Unfortunately, this verse has been made the basis of the Medieval Church's denial of every man's right to interpret the Scriptures, and their claim to the right of interpretation for the church alone (that is, their church alone). Nothing like this could possibly be in this passage. As Kelcy said, "There are many New Testament passages which indicate that the writers expected their readers to understand what they wrote (Ephesians 3:4; 1 Thessalonians 5:27; 1 John 2:12,13)."[58]
Christ himself bore witness of the fact that every man is responsible for studying and reading the word of God for himself, when he demanded of the lawyer, "What is written in the law? How readest thou?" (Luke 10:26). In the light of these Scriptures, therefore, we must reject the notion that would find in this place an excuse for any man's leaving the interpretation of the Scriptures to the religious experts in some church, of whatever name. After all, it was the "religious experts" who crucified Christ in the beginning, demonstrating once and finally that of all the people on earth most likely to miss it, it is the "religious experts."

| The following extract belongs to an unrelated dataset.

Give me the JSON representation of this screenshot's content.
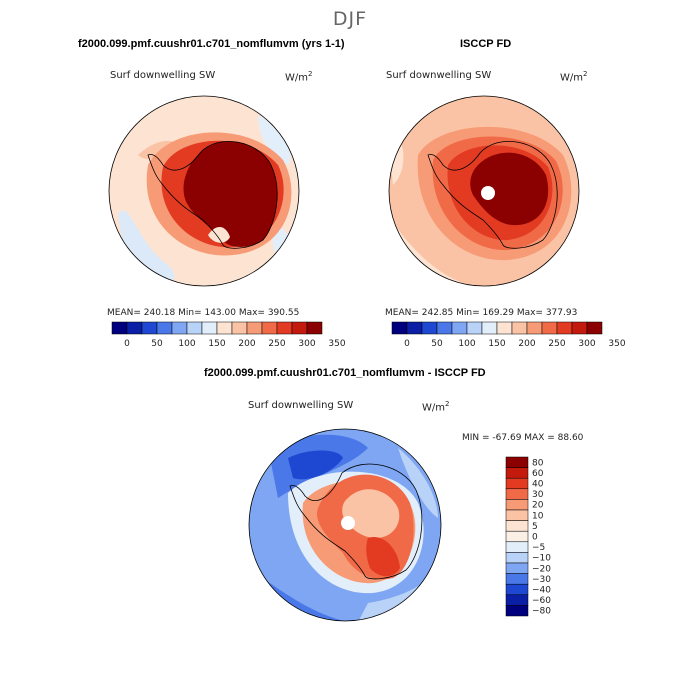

There is a better translation of this verse, as noted by some of the older scholars generations ago. Macknight rendered it, "No prophecy of Scripture is of the prophet's own invention."[59] This rendition Macknight justified on the basis of the meaning of the subsequent verse, showing that a number of other New Testament passages have been similarly translated with reference to the context and not to the strict technical meaning of a word. Barnes also rendered the passage, "No prophecy was of their own disclosure."[60] The "private interpretation" is therefore a limitation, not upon readers of the prophecies, but upon the prophets who delivered God's message. Barnes further explained:
The truths which the prophets communicated were not originated by themselves; were not of their own suggestion or invention, but were of higher origin and were imparted by God[61]

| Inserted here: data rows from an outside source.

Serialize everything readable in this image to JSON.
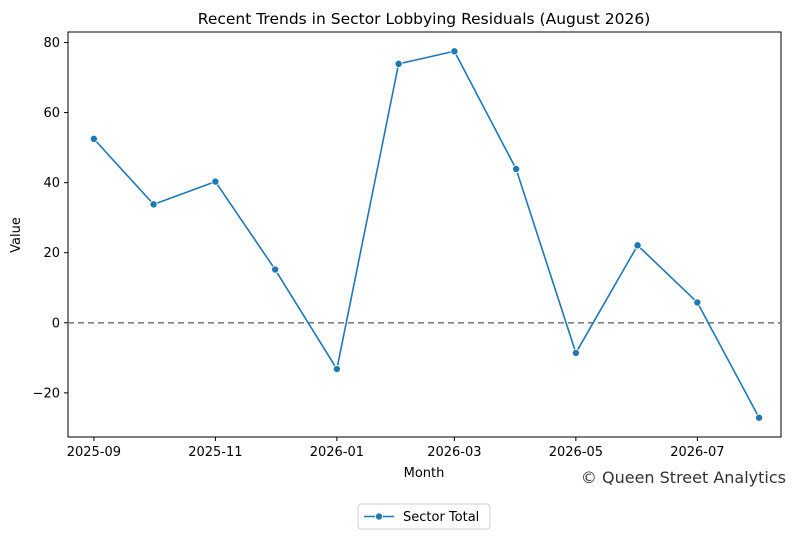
{
  "chart_data": {
    "type": "line",
    "title": "Recent Trends in Sector Lobbying Residuals (August 2026)",
    "xlabel": "Month",
    "ylabel": "Value",
    "x": [
      "2025-09",
      "2025-10",
      "2025-11",
      "2025-12",
      "2026-01",
      "2026-02",
      "2026-03",
      "2026-04",
      "2026-05",
      "2026-06",
      "2026-07",
      "2026-08"
    ],
    "series": [
      {
        "name": "Sector Total",
        "color": "#1f77b4",
        "marker": "circle",
        "values": [
          52.5,
          33.8,
          40.3,
          15.2,
          -13.2,
          73.9,
          77.5,
          43.9,
          -8.6,
          22.1,
          5.8,
          -27.1
        ]
      }
    ],
    "x_ticks": [
      "2025-09",
      "2025-11",
      "2026-01",
      "2026-03",
      "2026-05",
      "2026-07"
    ],
    "y_ticks": [
      -20,
      0,
      20,
      40,
      60,
      80
    ],
    "ylim": [
      -32.6,
      83.0
    ],
    "xlim": [
      "2025-08-19",
      "2026-08-12"
    ],
    "reference_line": {
      "y": 0,
      "style": "dashed",
      "color": "#808080"
    },
    "grid": false,
    "legend_position": "bottom-center",
    "watermark": "© Queen Street Analytics"
  }
}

The ancient prophets of God were not permitted to give their interpretation of prophecies (instead of the prophecies); but they were to deliver the words of the prophecy as the Lord had given them. It is to this limitation that the words of this verse most likely apply. Vine's dictionary of New Testament words confirms this thus: "The writers of Scripture did not put their own construction upon the `God-breathed' words they wrote."[62]
Plummer pointed out that there is almost certainly a reference here to 1 Peter 1:10-12; and this also sheds light on the meaning; for in that passage also, it was the inability of the prophets to go beyond the "words" God had given them that is in view.
[58] Raymond C. Kelcy, op. cit., p. 133.
[59] James Macknight, op. cit., p. 535.
[60] Albert Barnes, op. cit., p. 232.
[61] Ibid.
[62] W. E. Vine, Expository Dictionary of New Testament Words, 2(Old Tappan, New Jersey: Fleming H. Revell Company, 1940), p. 268.